Le problème du gentil et la promesse de la nouveauté (Michael Lawrence)

Nouveau ou gentil?

Nous devons absolument avoir une doctrine et une pratique justes. Nos Églises devraient croire que Dieu transforme complètement les gens, et qu’il ne les rend pas seulement gentils. Nous ne devons pas seulement le croire théoriquement, mais nous devons aussi pouvoir le mettre en pratique. À quoi cela ressemble-t-il ?

Dans deux passages des Écritures des plus importants pour comprendre la conversion, le prophète Ézéchiel et Jésus nous aident à trouver des réponses. Commençons par Jésus. Il dit que pour entrer dans le royaume de Dieu, il faut « naître de nouveau ». En parlant à un pharisien du nom de Nicodème, Jésus dit :

Si un homme ne naît de nouveau, il ne peut voir le royaume de Dieu. Nicodème lui dit : Comment un homme peut-il naître quand il est vieux ? Peut-il rentrer dans le sein de sa mère et naître ? Jésus répondit : En vérité, en vérité, je te le dis, si un homme ne naît d’eau et d’Esprit, il ne peut entrer dans le royaume de Dieu. Ce qui est né de la chair est chair, et ce qui est né de l’Esprit est esprit. Ne t’étonne pas que je t’aie dit : Il faut que vous naissiez de nouveau. Le vent souffle où il veut, et tu en entends le bruit ; mais tu ne sais d’où il vient, ni où il va. Il en est ainsi de tout homme qui est né de l’Esprit (Jn 3.3-8).

L’attrait d’être gentil

Il vaut la peine de reconnaître le puissant attrait de la gentillesse.
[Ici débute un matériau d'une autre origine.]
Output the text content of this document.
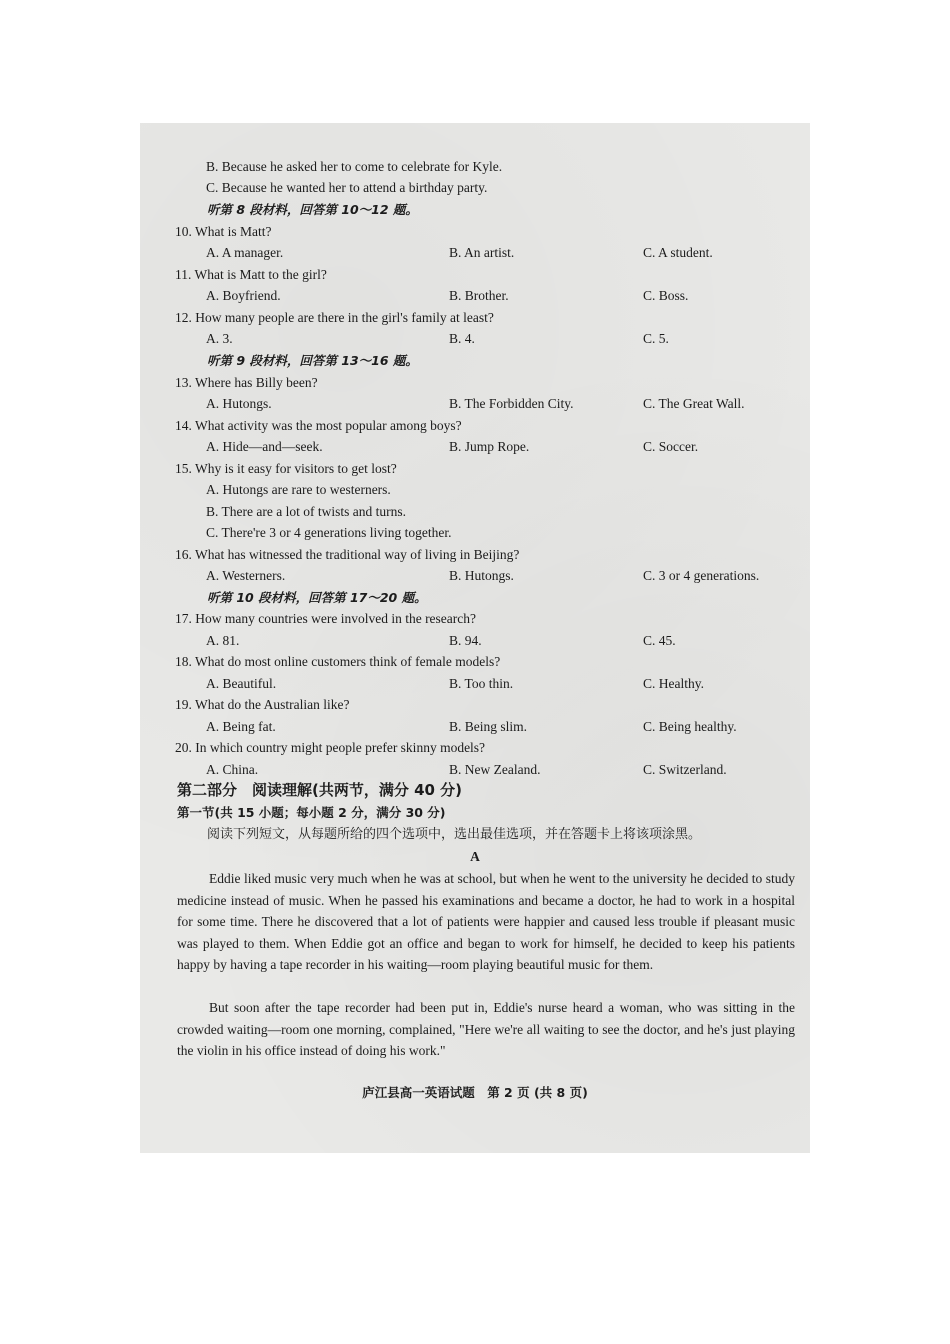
B. Because he asked her to come to celebrate for Kyle.
C. Because he wanted her to attend a birthday party.
听第 8 段材料，回答第 10～12 题。
10. What is Matt?
A. A manager.	B. An artist.	C. A student.
11. What is Matt to the girl?
A. Boyfriend.	B. Brother.	C. Boss.
12. How many people are there in the girl's family at least?
A. 3.	B. 4.	C. 5.
听第 9 段材料，回答第 13～16 题。
13. Where has Billy been?
A. Hutongs.	B. The Forbidden City.	C. The Great Wall.
14. What activity was the most popular among boys?
A. Hide—and—seek.	B. Jump Rope.	C. Soccer.
15. Why is it easy for visitors to get lost?
A. Hutongs are rare to westerners.
B. There are a lot of twists and turns.
C. There're 3 or 4 generations living together.
16. What has witnessed the traditional way of living in Beijing?
A. Westerners.	B. Hutongs.	C. 3 or 4 generations.
听第 10 段材料，回答第 17～20 题。
17. How many countries were involved in the research?
A. 81.	B. 94.	C. 45.
18. What do most online customers think of female models?
A. Beautiful.	B. Too thin.	C. Healthy.
19. What do the Australian like?
A. Being fat.	B. Being slim.	C. Being healthy.
20. In which country might people prefer skinny models?
A. China.	B. New Zealand.	C. Switzerland.
第二部分　阅读理解(共两节，满分 40 分)
第一节(共 15 小题；每小题 2 分，满分 30 分)
阅读下列短文，从每题所给的四个选项中，选出最佳选项，并在答题卡上将该项涂黑。
A
Eddie liked music very much when he was at school, but when he went to the university he decided to study medicine instead of music. When he passed his examinations and became a doctor, he had to work in a hospital for some time. There he discovered that a lot of patients were happier and caused less trouble if pleasant music was played to them. When Eddie got an office and began to work for himself, he decided to keep his patients happy by having a tape recorder in his waiting—room playing beautiful music for them.
But soon after the tape recorder had been put in, Eddie's nurse heard a woman, who was sitting in the crowded waiting—room one morning, complained, "Here we're all waiting to see the doctor, and he's just playing the violin in his office instead of doing his work."
庐江县高一英语试题　第 2 页 (共 8 页)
Nicodème et les autres pharisiens croyaient qu’on pouvait entrer dans le royaume de Dieu en étant gentil, ce qui signifiait pour eux d’être un bon Juif : suivre la loi de Moïse, aller au temple, offrir tous les sacrifices et se tenir loin des païens. Je ne crois pas que Nicodème se croyait parfait. Il savait probablement qu’il devrait être une meilleure personne. Peut-être que c’est précisément pour cette raison qu’il est allé voir Jésus au départ. Malgré tout, son but était d’atteindre une meilleure droiture morale. Les gens gentils entraient dans le royaume.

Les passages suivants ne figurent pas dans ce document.